Here are some examples I’ve built myself, although I’ve tried many layouts and fonts.
Recently, I came across the website of Yihui Xie (who creates the R animation
package) and its wonderful tag could in Flash.
Here are the solutions I tested within R. First, using the cloud()
function in the snippets
package (available on R-Forge).
library(snippets)
txt <- tolower(scan("all_cut.txt", what="character"))
# filter some irrelevant tokens
txt <- gsub("([.]|[()/]|[0-9]*)","",txt)
# remove infrequent word or of length < 4
txt <- txt[nchar(txt)>3]
wt <- table(txt)
wt <- log(wt[wt > 8])
cloud(wt, col = col.br(wt, fit=TRUE))
Then I tried to arrange the (x,y) layout, by randomly assigning words to distinct spatial locations. I also tried a 3D layout, where words lie on a sphere:
library(ggplot2)
xy <- as.data.frame(cbind(replicate(2, runif(length(wt))),as.numeric(wt)))

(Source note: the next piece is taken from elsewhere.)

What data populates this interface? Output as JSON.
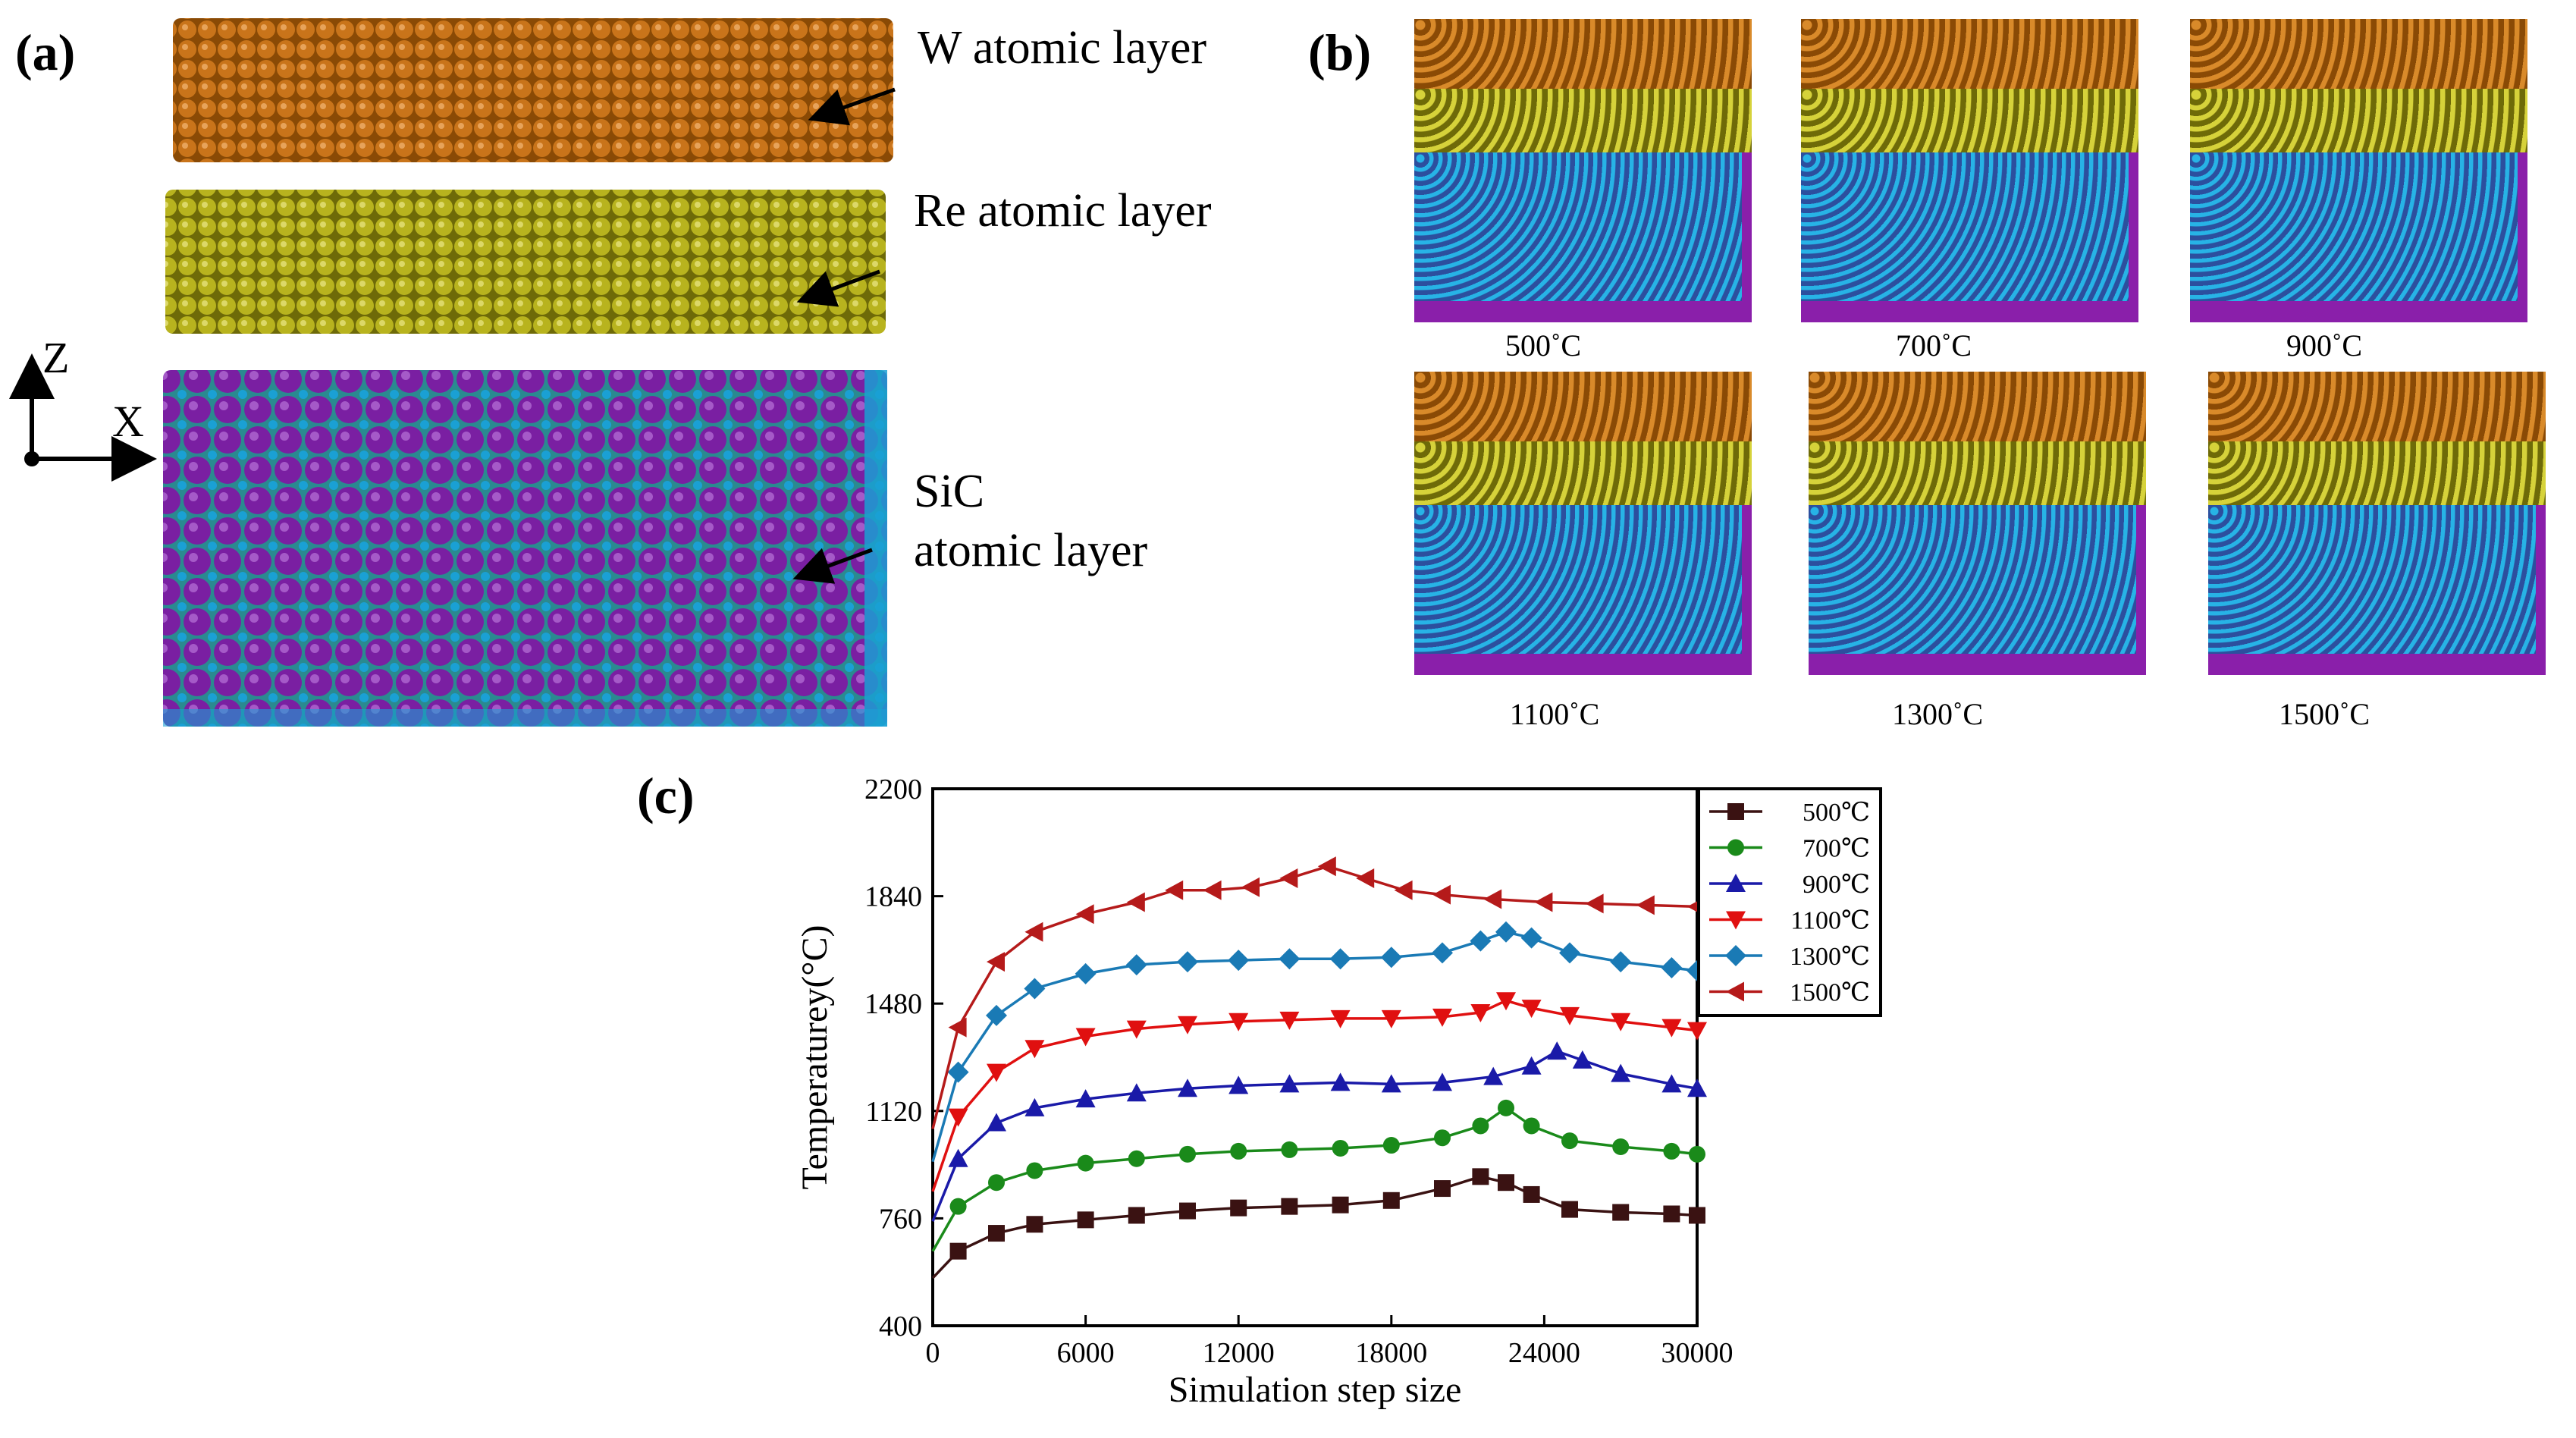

dimnames(xy) <- list(names(wt),c("x","y","freq"))
theme_set(theme_bw())
p <- ggplot(xy, aes(x=x, y=y, label=rownames(xy), col=exp(freq)))
p + geom_text(fontfamily='Fontin') + xlim(c(-.2,1.2)) + ylim(c(-.2,1.2)) +
labs(x=NULL, y=NULL) + opts(panel.border=theme_blank(),
panel.grid.major=theme_blank(), axis.ticks=theme_segment(size=0),
axis.text.x=theme_text(size=0), axis.text.y=theme_text(size=0),
legend.position="none")
Graphics and animation rely on the rgl
package. Color palette reflects actual word’s frequency and the (x,y,z) coordinates are computed very crudely using this function:
set.coord <- function(char) {
n <- length(char)
x <- y <- z <- numeric(n)
for (i in 1:n) {
alpha <- runif(1, 0, 2*pi)
beta <- runif(1, 0, 2*pi)
x[i] <- radius*(-cos(alpha))*sin(beta)
y[i] <- radius*cos(beta)
z[i] <- radius*sin(alpha)*sin(beta)
}
return(list(x=x,y=y,z=z))
}
The algorithm originally used at http://www.wordle.net/ is described by the author himself in a reply to a post on stackoverflow. Basically, it is implemented using Java API as follows:
place the word where it wants to be
while it intersects any of the previously placed words
move it one step along an ever-increasing spiral
Here is a short and lighter implementation using Nodebox.
Finally, I realized that there is a huge amount of discussion on how to best represent tags, or more generally how tagging information can be used to display useful information about web traffic, text content, but see this post. In the same vein, such approach may be used to reproduce Ishihara’s plates, but see Ishihara color test.